Excellent......that really was awesome! I have always wondered and pondered on the strength differences.....now i know...thanks to you. :) Greetings all the way from sunny 'Cape Town'.
put your Palm behind the parts to assist AutoFocus of the camera. 6:38 it's like Projet Farm but with RC stuffs.. loved it 9:27 felt so dangerous... hope he is well...
Excellent video. I honestly don't think I've ever seen this done before? Bottom line is its nice to know that these little connectors can take far more load than they are ever going to see. What do you think would happen if you hung that rig from even the strongest servos we use for this size model with a one inch arm? Love the videos and detailed build processes! Thank you!
Thanks Jay! Yea, all of these options will work just fine for what we use it for. Honestly I think that even the strongest servos on 8V or even 12V servos would struggle to hold 180+ lbs!
The advantage of the ball joint is they can compensate for a rod that's running at a slight angle. On my Avro Vulcan I have clevices at the servo end and ball joints at the moving surface, that way you don't get any binding up.
Thanks Kim. I think the aluminum balls would fail on the mounting bolt first. At least the smaller ones with 2mm screw would. The larger ones I couldn’t guess where the failure point would be.
Really interesting video Johnathon. It would be interesting to see some sort of longer-term durability test. I would imagine that failure in an aircraft would rarely be from a max load, but rather from repetitive movements, or the clevis somehow coming apart or loose over time... the servos or control surface would surely fail long before you got to the kind of load you were applying to the clevis. Still, If the clevis holds up to that kind of load, it is a good sign it would hold up to many many repetitive smaller loads... Thanks again for an interesting video!
Thanks Ted. Yea I think that any of these options shown in the video would work on any plane/jet. I think flutter of a surface because of loose joints or just dumb thumbs is way more likely!
Great info, I was really surprised at the ball links compared to the clevis, but what is the actual force exerted in flight, maybe the high weight is overkill, maybe the lower weight though much less then the clevis is sufficient.
Great video and great info my question would be “if using very high torque servos as some manufactures recommend are all the connections really able to take all that torque?”
They failed because the plastic stretched. Double adds nice support to eliminate side forces on the horn and also eliminates the chance of the ball pulling out. With regards to failure because the plastic stretches on the aircraft, I don’t think any normal plane would ever have that much force on the surface
People seems to over do everything, most of these will work on any project, some are just better for certain projects I personally like the Dubro HD ball ends, easier to install and with give the least amount of slop in those flutter prone jets. Not to mention getting the proper size hole for the clevis that doesnt cause slop is tough. I need to dig up my wire heat protection testing I did
Yea totally Keith! what this really shows is all of these options will work just fine for our applications and pick the one that works best for your specific plane or application.
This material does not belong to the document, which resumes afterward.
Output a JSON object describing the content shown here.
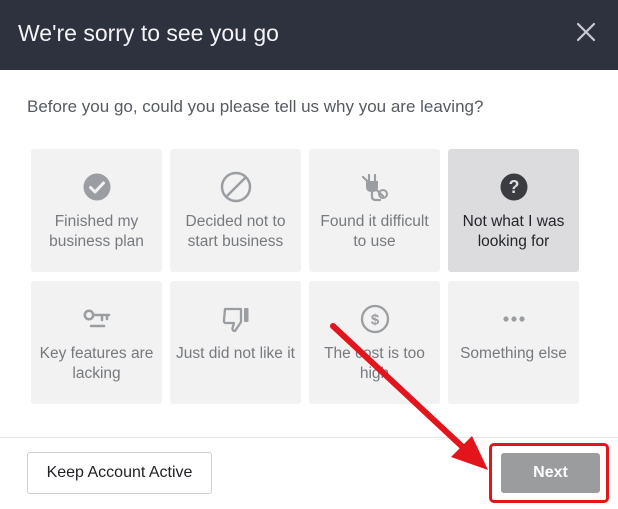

I rarely trust the clevices in an ARF or RTF for the model they came with. Test some from the common foam RTF/PNF models such as Dynam's appx 1250 mm wingspan warbirds.
Would have been interesting to see where the Sullivan failed without the retainer clip. Those clips are easy to loose and I’ve seen people say fuckit and go fly anyways without which they are not designed to do.
I like Yr test method, don't no y people question, as Yr getting 170,to 190 on the pull which is mostly down surface,? On the push which is up will excerpt far more force limits,,, doesn't matter which plastics ball fail, and people put faith, in your quote( old school,) wins my jets, as your method, 👌
What you fail.to mention is that clevices, while supporting more weight, are more likely to fail than ball links at two placesthe rod thread where they split, AND the pin can AND WILL enlarge the hole in the control horn leading to flutter. I think you tested well, but as we all know, lab tests dont always reflect real world. I have have so many crevices fail on me that I have replaced even my glow setups with ball links. Going on 10 years now, not one ball link failure on everything up to 40% 3D monsters. Interesting video though.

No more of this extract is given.